Why I'm Team Creatine
What Creatine Actually Does for Women’s Muscles, Mood, and Metabolism
For a long time, creatine lived in the same category as pre-workout powders, bodybuilding, and giant shaker bottles in my mind.
Not my world. Not my aisle.
But then I kept seeing it show up in places that are my world: women’s brain health, perimenopause, energy, muscle, aging well.
So I finally did the thing I always do: dove into the research, tried it myself, watched what happened with real people.
Short version:
I am now firmly team creatine…with nuance.
Let’s keep this really simple and non-science-y.
Think of creatine as backup power for your cells.
Your body needs quick energy for things like climbing stairs, picking up a kid, doing a workout, focusing on an email…
Remembering that one word that’s right there on the tip of your tongue…
To do all of this, it uses a little system called phosphocreatine (you don’t have to remember that word).
Creatine is what helps refill that system so your muscles and brain don’t tap out so fast.
You make some creatine on your own.
You get some from food (mostly meat + fish).
And some people add a small scoop as a supplement to top things off.
Why I care about creatine for women (especially tired ones)
Here’s where it got interesting for me:
Women use a ton of energy in the brain…not just in the gym.
Our creatine needs likely go up around the luteal phase, in perimenopause + menopause, and if we don’t eat a lot of animal protein.
We’re also trying to, keep or build muscle, protect our bones, and stay strong and clear-headed as hormones shift.
So when you zoom out, creatine support seems to help with:
strength + muscle maintenance
better tolerance for lifting weights (or just…life)
brain energy and word-finding 😉
aging well in a very practical “I want to stay strong and sharp” way
Does it fix everything? Nope.
But it’s a very low-drama, high-upside “brick” in the foundation.
Important, because the internet loves extremes.
Creatine is NOT: a steroid, a “you’ll bulk up overnight” powder, a replacement for protein, sleep, or blood sugar basics, or a way to cure what we may think of as “burnout”.
But it is wonderful support for cells that are already trying their best.
The form that’s been studied the most is creatine monohydrate.
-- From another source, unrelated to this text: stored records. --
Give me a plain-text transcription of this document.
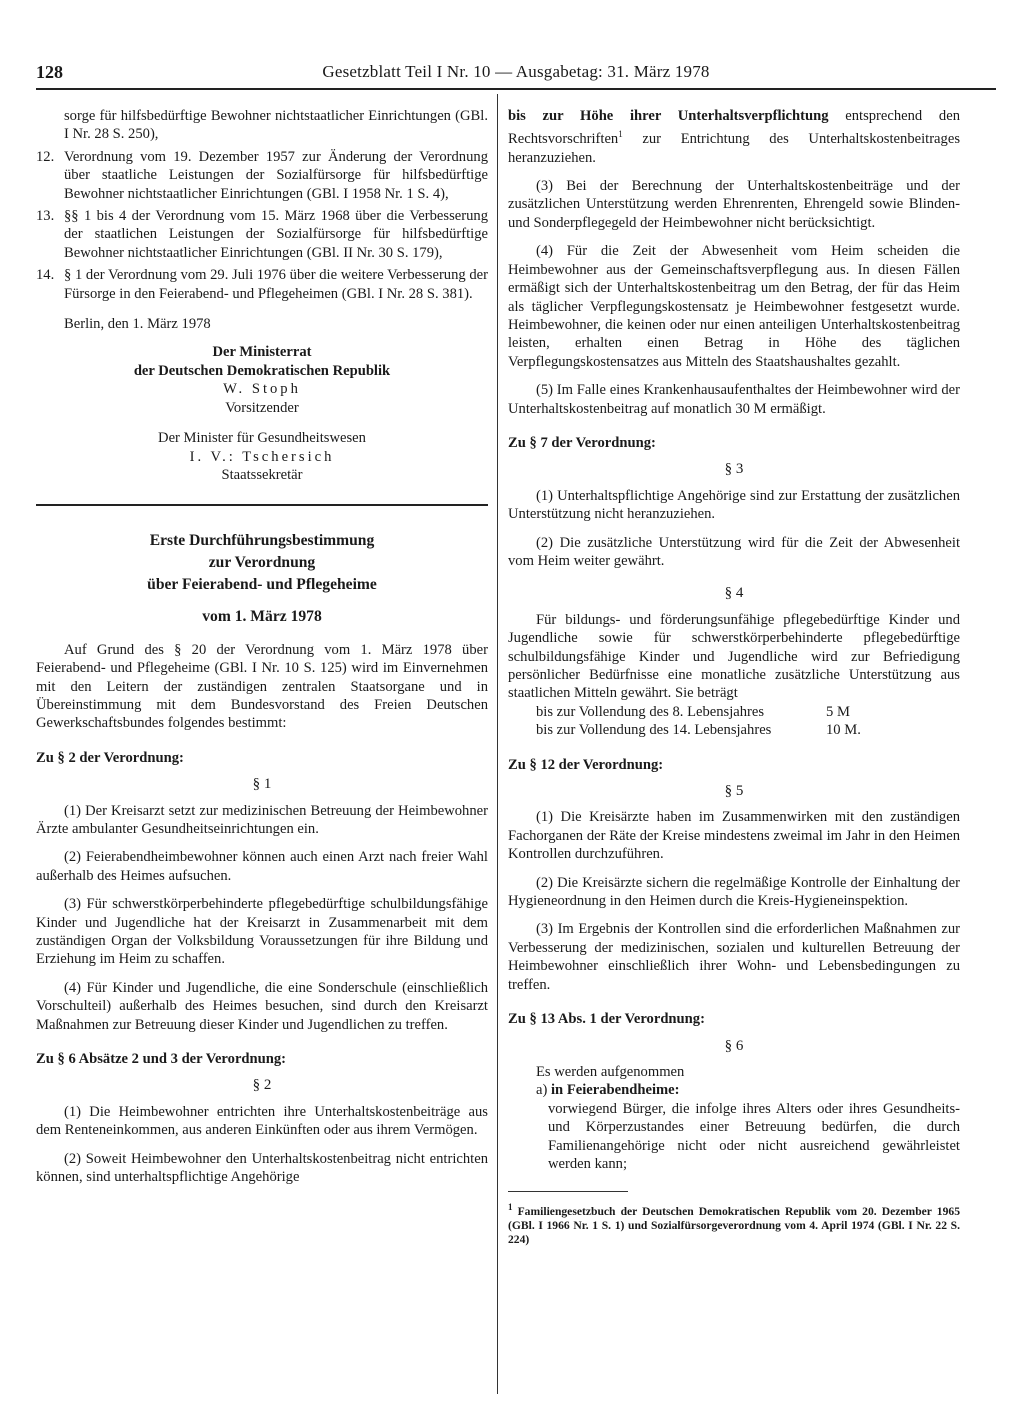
128	Gesetzblatt Teil I Nr. 10 — Ausgabetag: 31. März 1978

sorge für hilfsbedürftige Bewohner nichtstaatlicher Einrichtungen (GBl. I Nr. 28 S. 250),

12. Verordnung vom 19. Dezember 1957 zur Änderung der Verordnung über staatliche Leistungen der Sozialfürsorge für hilfsbedürftige Bewohner nichtstaatlicher Einrichtungen (GBl. I 1958 Nr. 1 S. 4),
13. §§ 1 bis 4 der Verordnung vom 15. März 1968 über die Verbesserung der staatlichen Leistungen der Sozialfürsorge für hilfsbedürftige Bewohner nichtstaatlicher Einrichtungen (GBl. II Nr. 30 S. 179),
14. § 1 der Verordnung vom 29. Juli 1976 über die weitere Verbesserung der Fürsorge in den Feierabend- und Pflegeheimen (GBl. I Nr. 28 S. 381).

Berlin, den 1. März 1978

Der Ministerrat

der Deutschen Demokratischen Republik

W. Stoph

Vorsitzender

Der Minister für Gesundheitswesen

I. V.: Tschersich

Staatssekretär

Erste Durchführungsbestimmung

zur Verordnung

über Feierabend- und Pflegeheime

vom 1. März 1978

Auf Grund des § 20 der Verordnung vom 1. März 1978 über Feierabend- und Pflegeheime (GBl. I Nr. 10 S. 125) wird im Einvernehmen mit den Leitern der zuständigen zentralen Staatsorgane und in Übereinstimmung mit dem Bundesvorstand des Freien Deutschen Gewerkschaftsbundes folgendes bestimmt:

Zu § 2 der Verordnung:

§ 1

(1) Der Kreisarzt setzt zur medizinischen Betreuung der Heimbewohner Ärzte ambulanter Gesundheitseinrichtungen ein.

(2) Feierabendheimbewohner können auch einen Arzt nach freier Wahl außerhalb des Heimes aufsuchen.

(3) Für schwerstkörperbehinderte pflegebedürftige schulbildungsfähige Kinder und Jugendliche hat der Kreisarzt in Zusammenarbeit mit dem zuständigen Organ der Volksbildung Voraussetzungen für ihre Bildung und Erziehung im Heim zu schaffen.

(4) Für Kinder und Jugendliche, die eine Sonderschule (einschließlich Vorschulteil) außerhalb des Heimes besuchen, sind durch den Kreisarzt Maßnahmen zur Betreuung dieser Kinder und Jugendlichen zu treffen.

Zu § 6 Absätze 2 und 3 der Verordnung:

§ 2

(1) Die Heimbewohner entrichten ihre Unterhaltskostenbeiträge aus dem Renteneinkommen, aus anderen Einkünften oder aus ihrem Vermögen.

(2) Soweit Heimbewohner den Unterhaltskostenbeitrag nicht entrichten können, sind unterhaltspflichtige Angehörige

bis zur Höhe ihrer Unterhaltsverpflichtung entsprechend den Rechtsvorschriften$^1$ zur Entrichtung des Unterhaltskostenbeitrages heranzuziehen.

(3) Bei der Berechnung der Unterhaltskostenbeiträge und der zusätzlichen Unterstützung werden Ehrenrenten, Ehrengeld sowie Blinden- und Sonderpflegegeld der Heimbewohner nicht berücksichtigt.

(4) Für die Zeit der Abwesenheit vom Heim scheiden die Heimbewohner aus der Gemeinschaftsverpflegung aus. In diesen Fällen ermäßigt sich der Unterhaltskostenbeitrag um den Betrag, der für das Heim als täglicher Verpflegungskostensatz je Heimbewohner festgesetzt wurde. Heimbewohner, die keinen oder nur einen anteiligen Unterhaltskostenbeitrag leisten, erhalten einen Betrag in Höhe des täglichen Verpflegungskostensatzes aus Mitteln des Staatshaushaltes gezahlt.

(5) Im Falle eines Krankenhausaufenthaltes der Heimbewohner wird der Unterhaltskostenbeitrag auf monatlich 30 M ermäßigt.

Zu § 7 der Verordnung:

§ 3

(1) Unterhaltspflichtige Angehörige sind zur Erstattung der zusätzlichen Unterstützung nicht heranzuziehen.

(2) Die zusätzliche Unterstützung wird für die Zeit der Abwesenheit vom Heim weiter gewährt.

§ 4

Für bildungs- und förderungsunfähige pflegebedürftige Kinder und Jugendliche sowie für schwerstkörperbehinderte pflegebedürftige schulbildungsfähige Kinder und Jugendliche wird zur Befriedigung persönlicher Bedürfnisse eine monatliche zusätzliche Unterstützung aus staatlichen Mitteln gewährt. Sie beträgt

bis zur Vollendung des 8. Lebensjahres	5 M
bis zur Vollendung des 14. Lebensjahres	10 M.

Zu § 12 der Verordnung:

§ 5

(1) Die Kreisärzte haben im Zusammenwirken mit den zuständigen Fachorganen der Räte der Kreise mindestens zweimal im Jahr in den Heimen Kontrollen durchzuführen.

(2) Die Kreisärzte sichern die regelmäßige Kontrolle der Einhaltung der Hygieneordnung in den Heimen durch die Kreis-Hygieneinspektion.

(3) Im Ergebnis der Kontrollen sind die erforderlichen Maßnahmen zur Verbesserung der medizinischen, sozialen und kulturellen Betreuung der Heimbewohner einschließlich ihrer Wohn- und Lebensbedingungen zu treffen.

Zu § 13 Abs. 1 der Verordnung:

§ 6

Es werden aufgenommen

a) in Feierabendheime:

vorwiegend Bürger, die infolge ihres Alters oder ihres Gesundheits- und Körperzustandes einer Betreuung bedürfen, die durch Familienangehörige nicht oder nicht ausreichend gewährleistet werden kann;

$^1$ Familiengesetzbuch der Deutschen Demokratischen Republik vom 20. Dezember 1965 (GBl. I 1966 Nr. 1 S. 1) und Sozialfürsorgeverordnung vom 4. April 1974 (GBl. I Nr. 22 S. 224)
A common daily dose in the research world is 3–5 grams.
Most people just stir it daily into water, a smoothie, or have it with breakfast.
If you have kidney issues or a more complex medical history, this is where you check in with your doctor/provider first. Always.
“But will it make me puffy or bulky?”
This is the question I hear the most.
Creatine can pull a little extra water into the muscle cell (key detail: inside the muscle, not under the skin).
For most women, it looks more like “My muscles feel fuller/stronger”. Not “I woke up looking like a different person”.
If you try it and you feel off, too puffy, or just not like yourself, you can always lower the dose, take it every other day, or even decide it’s not for you right now.
You’re still doing health “right.” Listening to your body always wins.
This is how I mentally stack it:
First, the basics:
light + circadian rhythm (morning light, gentler evenings)
protein (especially at breakfast)
blood sugar basics
nervous system downshifts (tiny nervous system breaks, not 1-hour meditations)
Then, once those are somewhat in place:
Creatine becomes a really nice add-on for:
lifting weights/resistance training
aging muscles + bones
perimenopause/menopause brain + energy support
days when you want a little more “oomph” without going the caffeine route
It’s not the first foundation.
But it is a very helpful one once you have some kind of base.
I guess what I’m saying is that I’m team creatine because it’s simple, well-studied, and helps muscles and brains that are doing a lot for us. Especially in the hormone-shifty seasons where we want to stay strong, sharp, and able to do our real lives.
Friendly reminder: none of this is medical advice.
I just share science + real-life patterns so you can make calmer, clearer decisions for your own body.